You're welcome.  I do have other appliances other than the "base"
appliance.  For example:

      * gnome: this a headless (or at least Xserver-less) GNOME
        appliance. It can serve a GNOME desktop via XDMCP or ssh.
      * hemp-node: This is almost like base, but applicable to my "hemp"
        project ( https://bitbucket.org/marduk/hemp ) .  Hemp is kind of
        like a "cloud in a box".  It's good for developing deployments
        via fabric
      * kde: This is just like the "gnome" appliance, except it serves
        KDE
      * lodgeit: This is a lodgeit
        ( http://www.pocoo.org/projects/lodgeit/ ) pastbin virtual
        appliance.  We use this at my job.
      * teamplayer: this is another one of my projects.  You can't
        really build it because it hasn't been released yet.  But
        basically it's a "Democratic Internet radio station".  We also
        use this at my job.
      * x: This is an "old-school" X appliance, like GNOME/KDE, except
        it serves TWM, xclock, xload, xterm, xeyes, etc. for a totally
        early 90's looking X desktop.
      * xfce: a "headless" XFCE desktop appliance.

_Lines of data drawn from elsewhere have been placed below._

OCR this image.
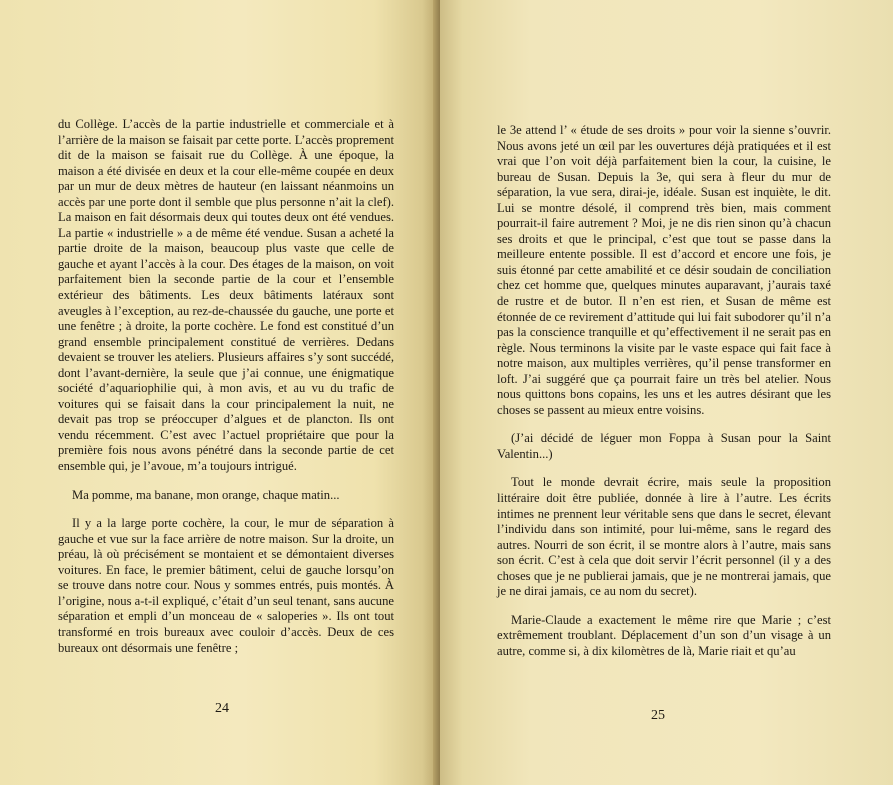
du Collège. L’accès de la partie industrielle et commerciale et à l’arrière de la maison se faisait par cette porte. L’accès proprement dit de la maison se faisait rue du Collège. À une époque, la maison a été divisée en deux et la cour elle-même coupée en deux par un mur de deux mètres de hauteur (en laissant néanmoins un accès par une porte dont il semble que plus personne n’ait la clef). La maison en fait désormais deux qui toutes deux ont été vendues. La partie « industrielle » a de même été vendue. Susan a acheté la partie droite de la maison, beaucoup plus vaste que celle de gauche et ayant l’accès à la cour. Des étages de la maison, on voit parfaitement bien la seconde partie de la cour et l’ensemble extérieur des bâtiments. Les deux bâtiments latéraux sont aveugles à l’exception, au rez-de-chaussée du gauche, une porte et une fenêtre ; à droite, la porte cochère. Le fond est constitué d’un grand ensemble principalement constitué de verrières. Dedans devaient se trouver les ateliers. Plusieurs affaires s’y sont succédé, dont l’avant-dernière, la seule que j’ai connue, une énigmatique société d’aquariophilie qui, à mon avis, et au vu du trafic de voitures qui se faisait dans la cour principalement la nuit, ne devait pas trop se préoccuper d’algues et de plancton. Ils ont vendu récemment. C’est avec l’actuel propriétaire que pour la première fois nous avons pénétré dans la seconde partie de cet ensemble qui, je l’avoue, m’a toujours intrigué.

Ma pomme, ma banane, mon orange, chaque matin...

Il y a la large porte cochère, la cour, le mur de séparation à gauche et vue sur la face arrière de notre maison. Sur la droite, un préau, là où précisément se montaient et se démontaient diverses voitures. En face, le premier bâtiment, celui de gauche lorsqu’on se trouve dans notre cour. Nous y sommes entrés, puis montés. À l’origine, nous a-t-il expliqué, c’était d’un seul tenant, sans aucune séparation et empli d’un monceau de « saloperies ». Ils ont tout transformé en trois bureaux avec couloir d’accès. Deux de ces bureaux ont désormais une fenêtre ;

24

le 3e attend l’ « étude de ses droits » pour voir la sienne s’ouvrir. Nous avons jeté un œil par les ouvertures déjà pratiquées et il est vrai que l’on voit déjà parfaitement bien la cour, la cuisine, le bureau de Susan. Depuis la 3e, qui sera à fleur du mur de séparation, la vue sera, dirai-je, idéale. Susan est inquiète, le dit. Lui se montre désolé, il comprend très bien, mais comment pourrait-il faire autrement ? Moi, je ne dis rien sinon qu’à chacun ses droits et que le principal, c’est que tout se passe dans la meilleure entente possible. Il est d’accord et encore une fois, je suis étonné par cette amabilité et ce désir soudain de conciliation chez cet homme que, quelques minutes auparavant, j’aurais taxé de rustre et de butor. Il n’en est rien, et Susan de même est étonnée de ce revirement d’attitude qui lui fait subodorer qu’il n’a pas la conscience tranquille et qu’effectivement il ne serait pas en règle. Nous terminons la visite par le vaste espace qui fait face à notre maison, aux multiples verrières, qu’il pense transformer en loft. J’ai suggéré que ça pourrait faire un très bel atelier. Nous nous quittons bons copains, les uns et les autres désirant que les choses se passent au mieux entre voisins.

(J’ai décidé de léguer mon Foppa à Susan pour la Saint Valentin...)

Tout le monde devrait écrire, mais seule la proposition littéraire doit être publiée, donnée à lire à l’autre. Les écrits intimes ne prennent leur véritable sens que dans le secret, élevant l’individu dans son intimité, pour lui-même, sans le regard des autres. Nourri de son écrit, il se montre alors à l’autre, mais sans son écrit. C’est à cela que doit servir l’écrit personnel (il y a des choses que je ne publierai jamais, que je ne montrerai jamais, que je ne dirai jamais, ce au nom du secret).

Marie-Claude a exactement le même rire que Marie ; c’est extrêmement troublant. Déplacement d’un son d’un visage à un autre, comme si, à dix kilomètres de là, Marie riait et qu’au

25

I'm actually looking for ideas for other Gentoo appliances.  So if
anyone has an idea for one, let me know.

Also, if you happen to download and use the virtual appliance script
(Makefile), there are many more options to build images including:

      * "headless" appliances (serial console)
      * virtio (for kvm-based VMs)
      * external kernel image (for kvm (and possibly others))
      * Use dash instead of bash for the default shell
      * remove "build" (gentoo-critical) packages (e.g. gcc, portage,
        etc.).  This will make it so you can't ever use portage on the
        appliance, but it reduces the size of the appliance greatly.
      * Use a static /dev instead of udev
      * Build and use binary packages so you don't have to re-compile
        everything every time you build a new image.
      * Build/use/distribute stage4 tarballs of the appliance.  This
        really speeds up the creation of images too (e.g. I can build a
        "base" virtual appliance image on my laptop in less than 3
        minutes.
      * Use a different kernel and/or different kernel config.
      * Creates raw images, compressed QCOW, VMDK, and XVA.

I'd also welcome any other ideas for image-building features.